As Greece waits for release of eurozone, IMF loans, media examines how bailouts have been spent

The eurozone and the International Monetary Fund are expected to release 5.8 billion euros for Greece this week but with more than 2 billion euros due to return to the country’s lenders in August, several Greek reports on Monday focused on the fact that much of the bailout Athens has received since 2010 has been used to pay off existing debt.

Greece is expecting to receive 4 billion euros from the eurozone on Monday, with the IMF’s executive board also meeting the same day to decide on the disbursement of another 1.8 billion euros.

After the Euro Working Group approved last week the transfer of 2.5 billion euros in fresh loans from the European Financial Stability Facility (EFSF) and the return of 1.5 billion euros in profits made by eurozone central banks on Greek bonds, only the approval of national authorities, such as the German Parliament, stands in the way of Greece receiving the 4 billion euros. Reports on Monday lunchtime suggested that the Bundestag’s budget committee had given the green light for the release of Greece’s tranche.

The IMF board is also due to be briefed by the head of its troika representation in Greece, Poul Thomsen. The fund is not expected to release its tranche until Wednesday.

The funds are due to be paid into a special account at the Bank of Greece but 2.26 billion euros will be earmarked by the troika for the payment of existing debt that matures on August 20.

The nominal value of bonds held by the ECB is 1.9 billion euros, while interest is 76 million euros. Eurozone central banks hold 268 million euros worth of Greek paper and another 10.7 million euros is due in interest.

The bonds were not restructured as part of last year’s PSI and have an interest rate of 4 percent.

Reports in the Greek media on Monday highlighted that about half the 209 billion euros Greece has received since the start of the bailout in May 2010 has been used to cover interest and debt maturities.

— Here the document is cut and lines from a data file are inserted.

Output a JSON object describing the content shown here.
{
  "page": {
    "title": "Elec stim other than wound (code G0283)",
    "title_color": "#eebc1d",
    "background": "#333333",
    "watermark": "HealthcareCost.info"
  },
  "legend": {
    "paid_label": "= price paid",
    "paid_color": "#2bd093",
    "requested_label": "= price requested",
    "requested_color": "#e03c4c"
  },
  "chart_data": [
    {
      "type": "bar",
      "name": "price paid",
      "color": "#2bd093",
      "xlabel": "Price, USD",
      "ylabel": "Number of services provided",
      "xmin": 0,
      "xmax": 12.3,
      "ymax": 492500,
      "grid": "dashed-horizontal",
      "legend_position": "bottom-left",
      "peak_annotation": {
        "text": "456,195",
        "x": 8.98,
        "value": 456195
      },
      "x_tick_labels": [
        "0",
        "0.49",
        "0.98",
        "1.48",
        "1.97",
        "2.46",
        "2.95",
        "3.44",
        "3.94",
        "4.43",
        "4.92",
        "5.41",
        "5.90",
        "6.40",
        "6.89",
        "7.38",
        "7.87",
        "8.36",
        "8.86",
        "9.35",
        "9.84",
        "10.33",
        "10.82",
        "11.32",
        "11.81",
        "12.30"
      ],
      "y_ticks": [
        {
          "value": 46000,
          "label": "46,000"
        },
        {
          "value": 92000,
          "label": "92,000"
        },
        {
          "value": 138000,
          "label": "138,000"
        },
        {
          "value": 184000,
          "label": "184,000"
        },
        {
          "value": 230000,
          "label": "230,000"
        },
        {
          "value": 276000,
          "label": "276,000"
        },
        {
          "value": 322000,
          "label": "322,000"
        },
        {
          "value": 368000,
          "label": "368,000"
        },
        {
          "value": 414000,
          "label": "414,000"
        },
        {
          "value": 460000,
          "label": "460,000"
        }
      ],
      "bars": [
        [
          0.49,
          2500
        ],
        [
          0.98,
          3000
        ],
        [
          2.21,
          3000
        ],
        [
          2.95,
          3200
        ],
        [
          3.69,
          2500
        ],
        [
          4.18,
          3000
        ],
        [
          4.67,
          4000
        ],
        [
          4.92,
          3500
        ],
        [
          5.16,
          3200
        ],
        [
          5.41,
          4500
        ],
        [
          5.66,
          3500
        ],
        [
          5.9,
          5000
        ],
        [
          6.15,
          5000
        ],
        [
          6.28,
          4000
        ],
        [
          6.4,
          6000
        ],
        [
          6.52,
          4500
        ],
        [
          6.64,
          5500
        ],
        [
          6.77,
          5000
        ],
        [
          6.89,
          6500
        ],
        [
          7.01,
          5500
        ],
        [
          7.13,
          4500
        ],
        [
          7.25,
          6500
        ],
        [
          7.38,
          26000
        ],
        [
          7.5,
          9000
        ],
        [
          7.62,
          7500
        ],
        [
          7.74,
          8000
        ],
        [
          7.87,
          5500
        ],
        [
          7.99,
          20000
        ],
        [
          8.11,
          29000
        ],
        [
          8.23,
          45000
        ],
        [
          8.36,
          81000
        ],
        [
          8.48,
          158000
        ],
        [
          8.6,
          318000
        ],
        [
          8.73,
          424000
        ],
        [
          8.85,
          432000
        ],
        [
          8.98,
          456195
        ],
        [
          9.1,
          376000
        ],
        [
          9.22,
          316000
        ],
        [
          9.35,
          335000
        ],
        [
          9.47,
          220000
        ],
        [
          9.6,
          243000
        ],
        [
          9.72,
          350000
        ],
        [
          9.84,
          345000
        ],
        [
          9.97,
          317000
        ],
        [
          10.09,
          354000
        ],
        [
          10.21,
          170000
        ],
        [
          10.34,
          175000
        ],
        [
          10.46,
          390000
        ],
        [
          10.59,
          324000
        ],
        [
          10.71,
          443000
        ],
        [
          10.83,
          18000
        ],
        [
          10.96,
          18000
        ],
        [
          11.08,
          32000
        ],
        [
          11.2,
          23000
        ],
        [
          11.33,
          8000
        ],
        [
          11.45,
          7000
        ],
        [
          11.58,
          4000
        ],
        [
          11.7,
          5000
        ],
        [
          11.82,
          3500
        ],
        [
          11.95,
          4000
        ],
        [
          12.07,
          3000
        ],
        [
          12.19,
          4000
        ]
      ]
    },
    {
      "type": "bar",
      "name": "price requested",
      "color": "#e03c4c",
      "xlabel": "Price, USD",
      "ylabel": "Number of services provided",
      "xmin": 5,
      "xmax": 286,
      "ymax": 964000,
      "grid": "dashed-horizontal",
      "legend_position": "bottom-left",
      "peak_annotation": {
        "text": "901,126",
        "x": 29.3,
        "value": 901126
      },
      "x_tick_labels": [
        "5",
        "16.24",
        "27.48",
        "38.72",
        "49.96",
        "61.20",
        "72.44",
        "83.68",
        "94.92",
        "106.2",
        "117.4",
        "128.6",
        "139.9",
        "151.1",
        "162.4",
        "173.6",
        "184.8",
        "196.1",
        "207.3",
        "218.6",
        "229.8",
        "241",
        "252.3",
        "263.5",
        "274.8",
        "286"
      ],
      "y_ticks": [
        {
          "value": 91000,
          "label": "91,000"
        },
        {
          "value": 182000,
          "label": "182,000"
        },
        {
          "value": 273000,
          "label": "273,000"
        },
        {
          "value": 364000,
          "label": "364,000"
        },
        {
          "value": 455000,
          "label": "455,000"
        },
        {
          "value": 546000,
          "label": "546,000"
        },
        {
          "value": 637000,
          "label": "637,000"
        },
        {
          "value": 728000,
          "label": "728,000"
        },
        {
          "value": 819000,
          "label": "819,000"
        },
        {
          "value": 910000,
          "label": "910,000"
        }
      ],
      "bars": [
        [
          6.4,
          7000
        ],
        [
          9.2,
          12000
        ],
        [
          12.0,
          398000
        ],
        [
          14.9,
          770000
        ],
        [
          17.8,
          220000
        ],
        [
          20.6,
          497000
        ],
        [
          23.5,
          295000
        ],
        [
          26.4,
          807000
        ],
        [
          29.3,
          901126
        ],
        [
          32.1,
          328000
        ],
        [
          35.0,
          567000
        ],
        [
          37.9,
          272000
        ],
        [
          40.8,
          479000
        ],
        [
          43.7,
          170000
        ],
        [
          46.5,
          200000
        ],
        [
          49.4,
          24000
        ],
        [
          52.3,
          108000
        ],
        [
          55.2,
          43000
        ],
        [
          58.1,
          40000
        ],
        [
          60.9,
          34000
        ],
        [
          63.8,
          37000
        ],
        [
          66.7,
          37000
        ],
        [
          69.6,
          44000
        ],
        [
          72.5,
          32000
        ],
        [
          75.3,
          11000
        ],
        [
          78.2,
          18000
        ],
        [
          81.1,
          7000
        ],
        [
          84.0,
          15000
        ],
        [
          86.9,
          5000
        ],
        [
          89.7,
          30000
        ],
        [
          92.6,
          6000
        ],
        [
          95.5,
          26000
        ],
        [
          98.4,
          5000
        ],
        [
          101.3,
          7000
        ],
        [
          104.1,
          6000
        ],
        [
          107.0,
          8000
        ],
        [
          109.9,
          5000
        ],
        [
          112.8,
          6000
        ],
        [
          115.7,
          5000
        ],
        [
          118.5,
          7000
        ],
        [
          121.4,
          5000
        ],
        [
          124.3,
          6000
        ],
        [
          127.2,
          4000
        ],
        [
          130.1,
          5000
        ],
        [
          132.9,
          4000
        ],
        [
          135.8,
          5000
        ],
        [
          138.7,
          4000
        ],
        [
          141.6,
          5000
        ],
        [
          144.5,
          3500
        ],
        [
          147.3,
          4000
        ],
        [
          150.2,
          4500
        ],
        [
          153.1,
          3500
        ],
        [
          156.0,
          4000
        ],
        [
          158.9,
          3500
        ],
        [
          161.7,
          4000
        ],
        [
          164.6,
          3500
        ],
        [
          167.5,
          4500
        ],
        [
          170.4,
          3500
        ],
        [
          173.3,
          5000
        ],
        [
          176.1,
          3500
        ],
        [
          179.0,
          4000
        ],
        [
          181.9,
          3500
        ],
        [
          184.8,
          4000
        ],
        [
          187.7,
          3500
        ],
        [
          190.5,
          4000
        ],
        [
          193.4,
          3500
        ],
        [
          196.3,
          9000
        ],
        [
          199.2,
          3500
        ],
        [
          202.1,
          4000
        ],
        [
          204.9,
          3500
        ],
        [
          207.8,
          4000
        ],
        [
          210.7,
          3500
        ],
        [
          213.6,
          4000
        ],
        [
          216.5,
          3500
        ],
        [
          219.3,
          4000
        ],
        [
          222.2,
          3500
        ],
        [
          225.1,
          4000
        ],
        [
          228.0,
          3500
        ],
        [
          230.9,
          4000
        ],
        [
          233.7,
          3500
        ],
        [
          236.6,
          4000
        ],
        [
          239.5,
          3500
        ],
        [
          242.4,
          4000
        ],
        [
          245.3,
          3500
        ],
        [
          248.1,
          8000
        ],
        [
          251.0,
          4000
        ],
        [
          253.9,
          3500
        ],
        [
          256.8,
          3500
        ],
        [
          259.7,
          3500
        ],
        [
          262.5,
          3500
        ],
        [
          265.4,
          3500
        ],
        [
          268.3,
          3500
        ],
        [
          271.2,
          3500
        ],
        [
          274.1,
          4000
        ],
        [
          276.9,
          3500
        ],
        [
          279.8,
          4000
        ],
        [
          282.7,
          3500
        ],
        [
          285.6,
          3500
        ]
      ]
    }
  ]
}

Naftemporiki newspaper reported that 60 billion euros was spent on debt maturities between 2010 and this year, while 40 billion euros went towards covering interest.

Another 48 billion euros has been used to recapitalize Greek banks. Greek bondholders who took part in the 2012 debt restructuring received 35 billion euros in sweeteners. The bond buyback that was held later in the year required another 11 billion euros. Greece needed 15 billion euros to cover various budgetary needs.